State police said earlier Friday that the recruit, a member of the 90th Recruit Training Troop at the Massachusetts State Police Academy in New Braintree, “became unresponsive” during a defensive tactics training exercise on Thursday. The academy’s on-site medical team, which includes staff from UMass Memorial Medical Center in Worcester, immediately responded and rendered aid.

The medical team determined that urgent medical care was required, state police said, and the trainee was brought by ambulance to a local hospital, where he was still being evaluated as of early Friday afternoon. No update on his condition was released Friday.

State police said more details would be provided as they become available. They didn’t identify the trainee or share more on the kind of training exercise the trainee was involved in.

The father of the injured man told NBC10 Boston that his 25-year-old son was at the hospital with a skull fracture and brain damage after multiple blows to the head.

The man’s father, whom NBC10 Boston is not identifying, said he’d been told that he was injured in a fight at the academy Thursday, but wasn’t told more information, including what kind of fight it was or with whom. The trainee had been at the state police academy for three months and was set to finish in two weeks.

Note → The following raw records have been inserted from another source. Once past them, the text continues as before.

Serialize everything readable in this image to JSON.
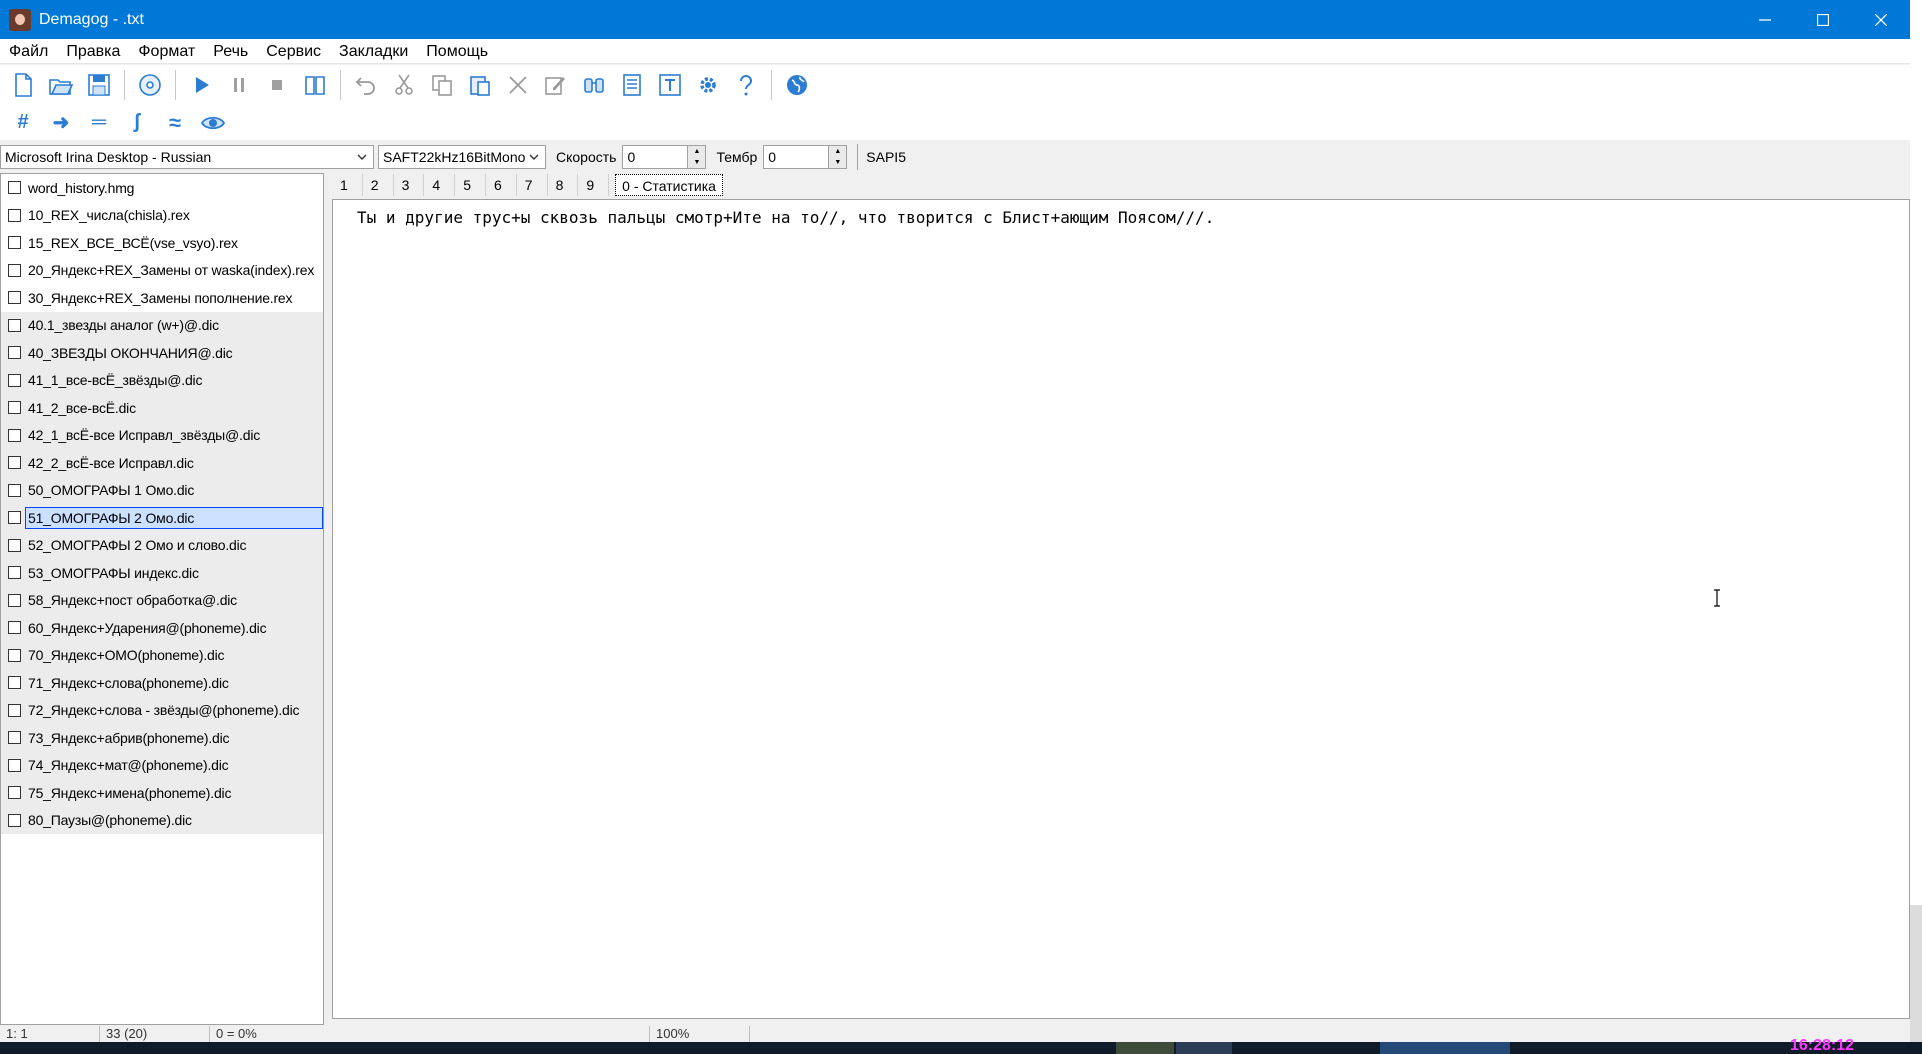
{
  "window": {
    "title": "Demagog - .txt"
  },
  "menu": [
    "Файл",
    "Правка",
    "Формат",
    "Речь",
    "Сервис",
    "Закладки",
    "Помощь"
  ],
  "toolbar1_icons": [
    "new-file-icon",
    "open-folder-icon",
    "save-icon",
    "disc-icon",
    "play-icon",
    "pause-icon",
    "stop-icon",
    "book-icon",
    "undo-icon",
    "cut-icon",
    "copy-icon",
    "paste-icon",
    "delete-icon",
    "edit-icon",
    "find-icon",
    "list-icon",
    "text-icon",
    "gear-icon",
    "help-icon",
    "globe-icon"
  ],
  "toolbar2": {
    "hash": "#",
    "arrow": "➜",
    "equals": "═",
    "integral": "ʃ",
    "approx": "≈"
  },
  "voice": {
    "engine": "Microsoft Irina Desktop - Russian",
    "format": "SAFT22kHz16BitMono",
    "speed_label": "Скорость",
    "speed_value": "0",
    "timbre_label": "Тембр",
    "timbre_value": "0",
    "api": "SAPI5"
  },
  "dictionaries": [
    {
      "label": "word_history.hmg"
    },
    {
      "label": "10_REX_числа(chisla).rex"
    },
    {
      "label": "15_REX_ВСЕ_ВСЁ(vse_vsyo).rex"
    },
    {
      "label": "20_Яндекс+REX_Замены от waska(index).rex"
    },
    {
      "label": "30_Яндекс+REX_Замены пополнение.rex"
    },
    {
      "label": "40.1_звезды аналог (w+)@.dic"
    },
    {
      "label": "40_ЗВЕЗДЫ ОКОНЧАНИЯ@.dic"
    },
    {
      "label": "41_1_все-всЁ_звёзды@.dic"
    },
    {
      "label": "41_2_все-всЁ.dic"
    },
    {
      "label": "42_1_всЁ-все Исправл_звёзды@.dic"
    },
    {
      "label": "42_2_всЁ-все Исправл.dic"
    },
    {
      "label": "50_ОМОГРАФЫ 1 Омо.dic"
    },
    {
      "label": "51_ОМОГРАФЫ 2 Омо.dic"
    },
    {
      "label": "52_ОМОГРАФЫ 2 Омо и слово.dic"
    },
    {
      "label": "53_ОМОГРАФЫ индекс.dic"
    },
    {
      "label": "58_Яндекс+пост обработка@.dic"
    },
    {
      "label": "60_Яндекс+Ударения@(phoneme).dic"
    },
    {
      "label": "70_Яндекс+ОМО(phoneme).dic"
    },
    {
      "label": "71_Яндекс+слова(phoneme).dic"
    },
    {
      "label": "72_Яндекс+слова - звёзды@(phoneme).dic"
    },
    {
      "label": "73_Яндекс+абрив(phoneme).dic"
    },
    {
      "label": "74_Яндекс+мат@(phoneme).dic"
    },
    {
      "label": "75_Яндекс+имена(phoneme).dic"
    },
    {
      "label": "80_Паузы@(phoneme).dic"
    }
  ],
  "selected_dictionary": "51_ОМОГРАФЫ 2 Омо.dic",
  "tabs": [
    "1",
    "2",
    "3",
    "4",
    "5",
    "6",
    "7",
    "8",
    "9",
    "0 - Статистика"
  ],
  "active_tab": "0 - Статистика",
  "editor_text": "Ты и другие трус+ы сквозь пальцы смотр+Ите на то//, что творится с Блист+ающим Поясом///.",
  "status": {
    "position": "1: 1",
    "count": "33 (20)",
    "percent": "0 = 0%",
    "zoom": "100%"
  },
  "clock": "16:28:12",
  "colors": {
    "titlebar": "#0078d7",
    "selection": "#cce0ff",
    "selection_border": "#0047ff",
    "clock": "#ff38ff"
  }
}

The Worcester County District Attorney’s Office said they were reviewing the incident and noted that the trainee, whom they did not identify, had worked at the office.

“Our office’s thoughts and prayers are with he and his family at this time,” a representative said in a statement.

Security analyst Todd McGhee lobbied to bring the program back when he was a member of the state police, though with the understanding it wasn’t going to be, as he put it, “a cowboy event.”

“They had to have protocols, they had to have conditions placed within it for safety reasons,” he said, adding that it would be important to see what safety protocols were in place, and if they were being followed, as Thursday’s incident was being investigated.